Он сидит в доме престарелых и, с ужасом ежедневно ощупывая свой организм, ждет финала. А пока ему необходимы в жизни две вещи:
а) чтобы он хоть как-то стал нужен сейчас правнукам, пока он здесь, на этом свете,
б) чтобы его помнили, когда он окажется на том.
Вот для этого белочка в самый раз. Или даже кролик тут лучше подойдет. Или все-таки белочка.
Kролик – взятка потомкам.
Он пытается при помощи таких простых уловок остаться в их памяти. Вот она – волшебная сила искусства! Он не сильно хитрый художник, миру он не раскрылся как творец, но, может быть, хотя бы потом, много позже, правнуки будут глубокомысленно качать головой, разглядывая образ белочки или кролика?!
Хотя самому ему жить изрядно надоело, и он только и ждет легкого перехода:
— Я готов отдать два года своей жизни только за то, чтобы умереть спокойно, – говорит он.
— Нечестно так говорить в твои 102, – отвечаю я.
— Наступает такое время, – продолжает он, – когда у человека остается одно-единственное желание.
— Какое? – спрашиваю я.
— Чтобы у него больше ничего не болело.
— Я хочу сидеть не слева от Эммануэля, а справа, – вдруг заявляет 94-летний Кароль.
— Почему?!
— Потому что Эммануэль поет и у меня болит голова.
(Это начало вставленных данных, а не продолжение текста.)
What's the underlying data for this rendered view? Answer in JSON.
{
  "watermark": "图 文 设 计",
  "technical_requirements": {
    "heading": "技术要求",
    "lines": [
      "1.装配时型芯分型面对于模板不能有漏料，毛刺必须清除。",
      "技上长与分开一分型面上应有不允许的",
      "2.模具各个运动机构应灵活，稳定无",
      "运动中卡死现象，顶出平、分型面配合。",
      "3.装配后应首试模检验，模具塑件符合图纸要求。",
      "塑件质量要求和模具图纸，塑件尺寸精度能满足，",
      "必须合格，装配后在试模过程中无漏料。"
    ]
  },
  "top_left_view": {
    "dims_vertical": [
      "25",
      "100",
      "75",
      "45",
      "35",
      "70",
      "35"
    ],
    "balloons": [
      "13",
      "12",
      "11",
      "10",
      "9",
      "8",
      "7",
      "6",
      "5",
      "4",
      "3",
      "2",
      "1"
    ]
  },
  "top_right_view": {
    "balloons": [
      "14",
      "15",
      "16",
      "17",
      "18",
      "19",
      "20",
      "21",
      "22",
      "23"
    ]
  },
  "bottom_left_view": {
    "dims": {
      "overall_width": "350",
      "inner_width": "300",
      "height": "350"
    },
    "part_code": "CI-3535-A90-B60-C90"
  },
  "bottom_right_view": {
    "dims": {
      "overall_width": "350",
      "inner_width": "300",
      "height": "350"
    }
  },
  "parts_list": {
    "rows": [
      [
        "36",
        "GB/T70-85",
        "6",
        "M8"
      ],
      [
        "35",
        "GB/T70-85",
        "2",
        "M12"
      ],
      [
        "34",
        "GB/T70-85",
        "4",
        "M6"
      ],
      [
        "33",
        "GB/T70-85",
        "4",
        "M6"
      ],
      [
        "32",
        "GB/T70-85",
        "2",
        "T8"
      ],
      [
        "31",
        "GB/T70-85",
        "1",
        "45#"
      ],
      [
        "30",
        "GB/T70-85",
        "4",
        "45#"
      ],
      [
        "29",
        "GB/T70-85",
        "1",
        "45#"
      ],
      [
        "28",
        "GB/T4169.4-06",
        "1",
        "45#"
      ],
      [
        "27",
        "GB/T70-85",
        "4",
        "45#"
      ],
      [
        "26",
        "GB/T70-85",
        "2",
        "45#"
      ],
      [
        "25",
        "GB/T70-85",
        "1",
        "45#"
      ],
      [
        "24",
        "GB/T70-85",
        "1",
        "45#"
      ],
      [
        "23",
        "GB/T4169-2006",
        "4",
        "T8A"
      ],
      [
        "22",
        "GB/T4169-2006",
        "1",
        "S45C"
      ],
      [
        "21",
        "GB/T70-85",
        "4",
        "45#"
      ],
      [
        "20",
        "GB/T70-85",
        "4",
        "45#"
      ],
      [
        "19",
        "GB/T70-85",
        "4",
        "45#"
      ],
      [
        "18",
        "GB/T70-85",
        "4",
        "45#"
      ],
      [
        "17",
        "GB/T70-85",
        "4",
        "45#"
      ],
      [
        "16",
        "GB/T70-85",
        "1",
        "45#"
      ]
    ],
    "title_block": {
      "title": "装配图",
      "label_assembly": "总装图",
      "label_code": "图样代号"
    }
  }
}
— Но какая разница, с какой стороны от Эмма-нуэля сидеть?!
— Какой ты непонятливый. Как ребенок. Я хочу сидеть к нему тем ухом, которое не слышит.
Поступки стариков логичны и абсолютно адекватны с их точки зрения.
Они прекрасно понимают друг друга, ибо говорят на одном языке.
Языке старости.
Мы сможем понять их только тогда, когда состаримся.
Они не в силах объяснить свою логику на словах, а нам не дано понять их заранее.
Хотя давайте будем продолжать стараться.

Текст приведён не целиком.